Bharti is the third largest single-market operator in the world, after China Mobile and China Unicom, while South Africa-headquartered MTN is one of the MEA region’s strongest players, with operations in 22 countries. Combined, the two carriers would rank third in the world in subscriber terms, behind China Mobile and Vodafone.
The proposed deal would see Bharti acquire 49 per cent of MTN and MTN acquire 36 per cent of Bharti, of which 25 per cent would be held by MTN with the remainder held directly by MTN shareholders, Bharti said in a statement.
MTN would pay some $2.9 billion in cash and newly issued shares for its stake in Bharti, while the Indian firm would acquire approximately 36 per cent of the currently issued share capital of MTN for ZAR 86.00 in cash plus 0.5 newly issued Bharti shares (per MTN share). This acquisition would push Bharti’s holding in MTN to 49 per cent.

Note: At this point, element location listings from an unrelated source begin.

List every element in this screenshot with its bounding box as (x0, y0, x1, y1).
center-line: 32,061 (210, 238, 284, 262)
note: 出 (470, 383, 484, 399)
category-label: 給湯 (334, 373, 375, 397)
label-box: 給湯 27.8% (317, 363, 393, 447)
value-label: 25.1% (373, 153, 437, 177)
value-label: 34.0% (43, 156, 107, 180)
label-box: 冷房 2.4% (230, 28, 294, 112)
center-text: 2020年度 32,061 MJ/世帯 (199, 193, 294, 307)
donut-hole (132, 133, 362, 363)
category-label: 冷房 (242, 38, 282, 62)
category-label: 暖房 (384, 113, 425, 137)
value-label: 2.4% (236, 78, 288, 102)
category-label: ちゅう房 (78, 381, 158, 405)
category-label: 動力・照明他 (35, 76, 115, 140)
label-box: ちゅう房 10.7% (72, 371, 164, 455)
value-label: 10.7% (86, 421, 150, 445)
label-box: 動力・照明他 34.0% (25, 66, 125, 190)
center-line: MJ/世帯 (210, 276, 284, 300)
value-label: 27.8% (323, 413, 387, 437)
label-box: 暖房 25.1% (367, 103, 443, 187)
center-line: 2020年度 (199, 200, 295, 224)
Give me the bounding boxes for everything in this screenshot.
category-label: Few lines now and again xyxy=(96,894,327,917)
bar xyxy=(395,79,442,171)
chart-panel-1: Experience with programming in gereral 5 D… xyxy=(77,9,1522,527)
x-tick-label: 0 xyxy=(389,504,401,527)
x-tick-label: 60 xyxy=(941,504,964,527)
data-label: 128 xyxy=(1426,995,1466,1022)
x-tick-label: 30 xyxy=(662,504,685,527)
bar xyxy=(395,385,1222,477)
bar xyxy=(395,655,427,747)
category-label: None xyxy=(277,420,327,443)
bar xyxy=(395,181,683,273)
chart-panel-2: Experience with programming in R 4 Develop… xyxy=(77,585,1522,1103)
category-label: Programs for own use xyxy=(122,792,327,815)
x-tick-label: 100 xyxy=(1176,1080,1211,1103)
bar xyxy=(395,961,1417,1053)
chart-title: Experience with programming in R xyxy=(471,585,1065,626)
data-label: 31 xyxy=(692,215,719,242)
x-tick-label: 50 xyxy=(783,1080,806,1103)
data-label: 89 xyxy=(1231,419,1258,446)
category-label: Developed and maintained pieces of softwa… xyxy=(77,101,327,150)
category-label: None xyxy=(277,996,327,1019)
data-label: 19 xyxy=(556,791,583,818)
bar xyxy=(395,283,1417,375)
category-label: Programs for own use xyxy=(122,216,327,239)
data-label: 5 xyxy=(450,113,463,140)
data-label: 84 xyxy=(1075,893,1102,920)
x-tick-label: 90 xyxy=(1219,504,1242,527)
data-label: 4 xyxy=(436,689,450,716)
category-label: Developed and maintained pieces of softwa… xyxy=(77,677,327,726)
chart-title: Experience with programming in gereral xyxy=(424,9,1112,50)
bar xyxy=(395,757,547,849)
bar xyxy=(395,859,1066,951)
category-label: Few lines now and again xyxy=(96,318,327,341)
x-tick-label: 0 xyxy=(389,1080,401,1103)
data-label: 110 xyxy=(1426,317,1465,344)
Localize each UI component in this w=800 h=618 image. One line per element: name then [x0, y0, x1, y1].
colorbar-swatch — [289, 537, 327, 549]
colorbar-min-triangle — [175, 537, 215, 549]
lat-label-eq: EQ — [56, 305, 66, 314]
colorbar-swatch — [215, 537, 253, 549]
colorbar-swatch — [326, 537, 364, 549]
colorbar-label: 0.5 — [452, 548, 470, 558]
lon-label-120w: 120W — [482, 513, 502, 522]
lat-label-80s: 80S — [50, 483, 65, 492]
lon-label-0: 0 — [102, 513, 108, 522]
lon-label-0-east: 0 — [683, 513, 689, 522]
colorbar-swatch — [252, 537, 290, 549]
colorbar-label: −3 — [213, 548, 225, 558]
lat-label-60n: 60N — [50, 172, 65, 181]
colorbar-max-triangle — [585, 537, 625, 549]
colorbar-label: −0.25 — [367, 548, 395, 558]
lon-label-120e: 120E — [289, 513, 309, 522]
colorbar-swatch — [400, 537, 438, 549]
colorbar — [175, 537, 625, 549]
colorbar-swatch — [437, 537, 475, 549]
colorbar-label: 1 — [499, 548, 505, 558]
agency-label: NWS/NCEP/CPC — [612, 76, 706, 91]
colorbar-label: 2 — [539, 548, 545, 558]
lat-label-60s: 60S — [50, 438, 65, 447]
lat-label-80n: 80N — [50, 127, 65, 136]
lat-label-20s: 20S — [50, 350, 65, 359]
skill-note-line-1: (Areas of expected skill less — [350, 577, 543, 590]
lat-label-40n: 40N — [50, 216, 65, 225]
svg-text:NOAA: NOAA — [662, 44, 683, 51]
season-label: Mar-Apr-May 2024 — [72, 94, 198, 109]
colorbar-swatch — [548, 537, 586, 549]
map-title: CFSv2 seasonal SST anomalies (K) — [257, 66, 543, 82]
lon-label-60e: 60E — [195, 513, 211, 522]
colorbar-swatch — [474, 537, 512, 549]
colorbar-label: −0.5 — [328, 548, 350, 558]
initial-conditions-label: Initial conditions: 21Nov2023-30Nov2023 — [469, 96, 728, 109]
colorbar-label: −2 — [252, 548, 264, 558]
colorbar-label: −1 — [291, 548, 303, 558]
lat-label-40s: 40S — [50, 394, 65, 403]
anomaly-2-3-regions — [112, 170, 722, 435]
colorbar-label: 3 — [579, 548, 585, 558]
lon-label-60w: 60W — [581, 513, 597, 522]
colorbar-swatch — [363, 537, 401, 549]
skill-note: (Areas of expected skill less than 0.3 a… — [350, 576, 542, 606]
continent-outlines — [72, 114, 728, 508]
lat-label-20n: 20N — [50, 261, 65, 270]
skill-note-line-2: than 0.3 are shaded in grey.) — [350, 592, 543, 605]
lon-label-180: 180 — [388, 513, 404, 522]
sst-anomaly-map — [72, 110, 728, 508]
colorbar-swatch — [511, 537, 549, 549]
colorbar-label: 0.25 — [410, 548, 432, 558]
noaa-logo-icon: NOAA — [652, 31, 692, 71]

It all sounds very nice but the deal is not yet done, and it is believed that last year’s talks collapsed over the question of control, a contentious issue that has derailed a number of high profile industry mergers in the past.
Nonetheless, emerging market players have long been expected to mount challenges on established mature market players, trading on the scale they have built in high growth territories. Analysts have pointed to Bharti’s investment in submarine cable as an indication that the firm has truly global ambitions and it is conceivable that the combined firm could make a play for a presence in developed markets.
Finally, we just have space for a classified ad this week.
For Sale: LG Nortel
Majority (50% + 1) stake in profitable, standalone business with strong balance sheet that has not filed for creditor protection. Buyer to collect. With competitive portfolio of wireless, wireline and enterprise solutions, firm is market leader in Korea and select international markets. South facing garden. Great opportunity for new owner to put their stamp on this lovely property. Reluctant sale, will take offers. Interested parties please contact M Zafirovski, or visit www.nortel.com. No timewasters.
Take care
The Informer
Ps – to get your name and your company’s name in BOLD in next week’s A Week in Wireless, simply be the first to respond this film trivia question, included to mark the 357th edition of the news letter.
From which film comes the following line:
“A .357’s a good weapon, but I’ve seen .38s careen off windshields.”